Site Reliability Engineer, Integrated Systems
At Wayfair, we are looking to strengthen and grow our Production Operations team by bringing on board talented SRE engineers to join our platform team that manages large scale physical and virtual server environment that underpins our global e-commerce platform. In this role, you will be involved with and exposed to a wide variety of systems and technologies. The team is aggressively moving towards “Infrastructure as Code” model.

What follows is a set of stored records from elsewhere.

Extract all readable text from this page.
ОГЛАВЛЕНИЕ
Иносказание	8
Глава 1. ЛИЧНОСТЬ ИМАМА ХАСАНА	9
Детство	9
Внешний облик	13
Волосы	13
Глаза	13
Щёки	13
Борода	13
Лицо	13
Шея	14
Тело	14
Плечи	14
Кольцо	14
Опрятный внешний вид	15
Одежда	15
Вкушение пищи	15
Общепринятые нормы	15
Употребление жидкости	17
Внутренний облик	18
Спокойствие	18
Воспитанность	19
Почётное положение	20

We are looking for someone with “automation” mindset.
What You’ll Do:
- Own SLA for Production Systems
- Drive faster MTTD/MTTR for critical systems
- Troubleshoot independently Sev1/Sev2 incidents
- Own/Manage/Support baseline Operating System image/templates
- Support CI/CD
- Maintain and review DSC/puppet modules and support the provisioning infrastructure
- Own and operate all package repos (python/java/rpm/etc.) using tools such as Pulp, Artifactory, etc.

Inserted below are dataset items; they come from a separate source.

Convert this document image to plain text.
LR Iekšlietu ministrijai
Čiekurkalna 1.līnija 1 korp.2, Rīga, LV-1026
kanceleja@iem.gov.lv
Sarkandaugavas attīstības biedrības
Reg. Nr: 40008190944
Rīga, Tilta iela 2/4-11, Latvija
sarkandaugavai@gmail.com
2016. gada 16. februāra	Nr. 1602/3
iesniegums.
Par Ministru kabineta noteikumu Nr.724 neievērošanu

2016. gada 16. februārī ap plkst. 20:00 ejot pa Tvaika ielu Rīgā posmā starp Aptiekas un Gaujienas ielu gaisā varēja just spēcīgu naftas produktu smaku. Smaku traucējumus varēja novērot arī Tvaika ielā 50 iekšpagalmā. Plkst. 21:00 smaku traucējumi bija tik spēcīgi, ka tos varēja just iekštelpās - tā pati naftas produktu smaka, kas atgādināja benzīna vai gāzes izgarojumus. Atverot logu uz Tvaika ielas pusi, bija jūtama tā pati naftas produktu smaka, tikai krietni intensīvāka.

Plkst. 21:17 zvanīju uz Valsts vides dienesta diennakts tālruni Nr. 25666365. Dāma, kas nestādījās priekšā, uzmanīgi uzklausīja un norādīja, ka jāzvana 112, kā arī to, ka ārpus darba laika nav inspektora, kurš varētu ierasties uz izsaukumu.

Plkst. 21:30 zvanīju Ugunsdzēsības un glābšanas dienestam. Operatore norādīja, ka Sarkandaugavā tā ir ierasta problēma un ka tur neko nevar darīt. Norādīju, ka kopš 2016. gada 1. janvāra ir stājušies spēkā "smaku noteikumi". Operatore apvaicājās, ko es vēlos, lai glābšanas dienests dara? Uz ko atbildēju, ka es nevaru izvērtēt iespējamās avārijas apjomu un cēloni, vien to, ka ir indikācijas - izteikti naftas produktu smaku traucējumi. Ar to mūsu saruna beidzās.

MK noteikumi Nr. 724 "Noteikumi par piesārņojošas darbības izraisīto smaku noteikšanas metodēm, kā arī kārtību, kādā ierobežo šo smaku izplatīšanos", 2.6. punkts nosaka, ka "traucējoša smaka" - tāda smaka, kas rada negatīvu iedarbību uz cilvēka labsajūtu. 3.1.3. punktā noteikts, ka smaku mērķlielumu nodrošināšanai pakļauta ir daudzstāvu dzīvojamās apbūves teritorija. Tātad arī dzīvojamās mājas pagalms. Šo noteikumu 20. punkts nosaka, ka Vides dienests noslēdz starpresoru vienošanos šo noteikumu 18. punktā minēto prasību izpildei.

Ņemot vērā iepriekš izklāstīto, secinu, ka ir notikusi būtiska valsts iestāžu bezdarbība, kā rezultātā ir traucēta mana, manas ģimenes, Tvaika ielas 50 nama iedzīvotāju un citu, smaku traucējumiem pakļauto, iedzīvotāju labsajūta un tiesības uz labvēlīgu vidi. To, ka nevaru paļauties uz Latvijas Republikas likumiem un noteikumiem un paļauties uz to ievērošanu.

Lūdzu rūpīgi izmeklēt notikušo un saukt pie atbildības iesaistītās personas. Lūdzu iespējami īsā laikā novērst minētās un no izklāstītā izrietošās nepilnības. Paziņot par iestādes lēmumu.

- Drive efficiencies across hybrid cloud (GCP, Azure, OnPrem)
- Invent innovative ways to drive production operational efficiency
- Drive scalability and operability of supported systems/infrastructure
- Own production systems scaling & throughput
- Work with other teams to provide consultations in systems architecture support for new and existing production systems
- Participate in on-call rotation
- Create and maintain detailed documentation
Some of our larger initiatives include:
- End to End Automation of system builds
- Ongoing scaling of our platform to support forecasted holiday traffic
- Puppet module standardization and improving automation of systems, processes, and services
- Data center expansion and moving to the cloud
What You’ll Need:
- BA or BS degree from a 4-year college or university desired
- Minimum three years systems administration/Site Reliability/Platform/DevOps background
- Experience with infrastructure including but not limited to data center operations, server hardware, web servers (IIS, jboss, etc.), databases (MS SQL, mySQL, mongoDB), virtualization (VMware), networking, storage, monitoring, etc.

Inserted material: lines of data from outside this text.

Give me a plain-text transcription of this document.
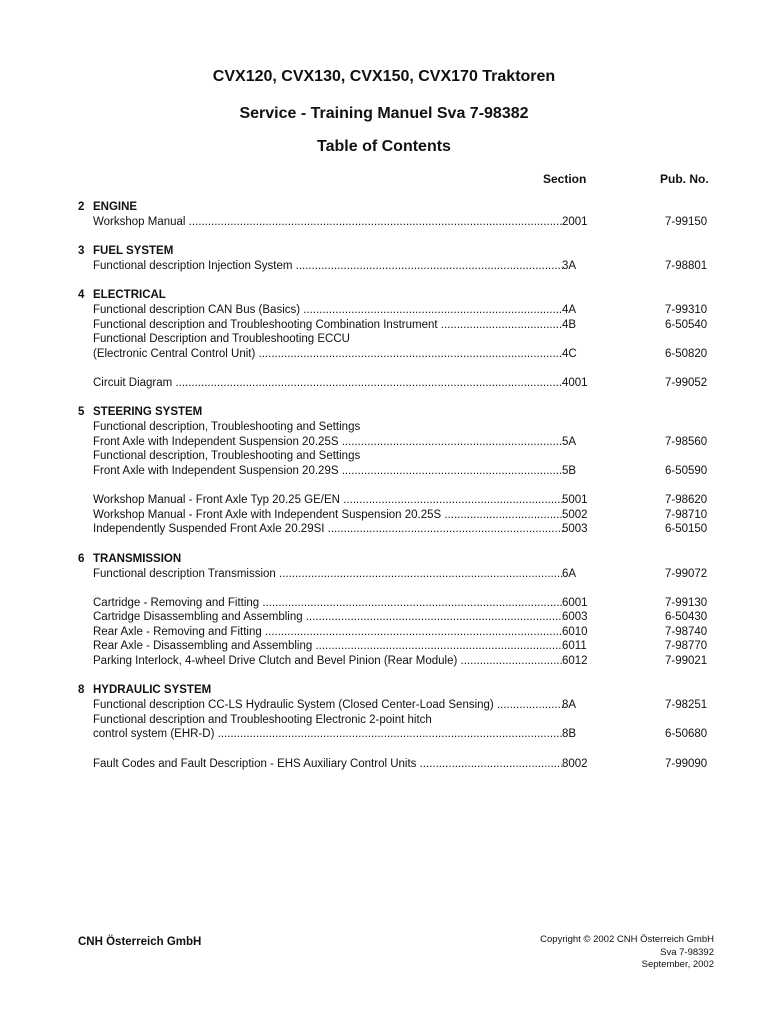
CVX120, CVX130, CVX150, CVX170 Traktoren
Service - Training Manuel Sva 7-98382
Table of Contents
Section	Pub. No.
2 ENGINE
Workshop Manual .....	2001	7-99150
3 FUEL SYSTEM
Functional description Injection System .....	3A	7-98801
4 ELECTRICAL
Functional description CAN Bus (Basics) .....	4A	7-99310
Functional description and Troubleshooting Combination Instrument .....	4B	6-50540
Functional Description and Troubleshooting ECCU
(Electronic Central Control Unit) .....	4C	6-50820
Circuit Diagram .....	4001	7-99052
5 STEERING SYSTEM
Functional description, Troubleshooting and Settings
Front Axle with Independent Suspension 20.25S .....	5A	7-98560
Functional description, Troubleshooting and Settings
Front Axle with Independent Suspension 20.29S .....	5B	6-50590
Workshop Manual - Front Axle Typ 20.25 GE/EN .....	5001	7-98620
Workshop Manual - Front Axle with Independent Suspension 20.25S .....	5002	7-98710
Independently Suspended Front Axle 20.29SI .....	5003	6-50150
6 TRANSMISSION
Functional description Transmission .....	6A	7-99072
Cartridge - Removing and Fitting .....	6001	7-99130
Cartridge Disassembling and Assembling .....	6003	6-50430
Rear Axle - Removing and Fitting .....	6010	7-98740
Rear Axle - Disassembling and Assembling .....	6011	7-98770
Parking Interlock, 4-wheel Drive Clutch and Bevel Pinion (Rear Module) .....	6012	7-99021
8 HYDRAULIC SYSTEM
Functional description CC-LS Hydraulic System (Closed Center-Load Sensing) .....	8A	7-98251
Functional description and Troubleshooting Electronic 2-point hitch
control system (EHR-D) .....	8B	6-50680
Fault Codes and Fault Description - EHS Auxiliary Control Units .....	8002	7-99090
CNH Österreich GmbH	Copyright © 2002 CNH Österreich GmbH
Sva 7-98392
September, 2002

- Experience with structured programing languages (PowerShell, Python, etc.)
- Experience with .NET and RestAPI is a plus
- Experience with continuous integration platforms such as Jenkins, Bamboo, Gitlab CI etc.
- Understanding of Agile, ITIL, DevOps practices such as CI/CD, automated testing etc.
- Experience with JVM tuning and optimal configuration
Wayfair is one of the world’s largest online destinations for the home. Whether you work in our global headquarters in Boston or Berlin, or in our warehouses or offices throughout the world, we’re reinventing the way people shop for their homes. Through our commitment to industry-leading technology and creative problem-solving, we are confident that Wayfair will be home to the most rewarding work of your career. If you’re looking for rapid growth, constant learning, and dynamic challenges, then you’ll find that amazing career opportunities are knocking.
No matter who you are, Wayfair is a place you can call home. We’re a community of innovators, risk-takers, and trailblazers who celebrate our differences, and know that our unique perspectives make us stronger, smarter, and well-positioned for success. We value and rely on the collective voices of our employees, customers, community, and suppliers to help guide us as we build a better Wayfair – and world – for all. Every voice, every perspective matters. That’s why we’re proud to be an equal opportunity employer. We do not discriminate on the basis of race, color, ethnicity, ancestry, religion, sex, national origin, sexual orientation, age, citizenship status, marital status, disability, gender identity, gender expression, veteran status, or genetic information.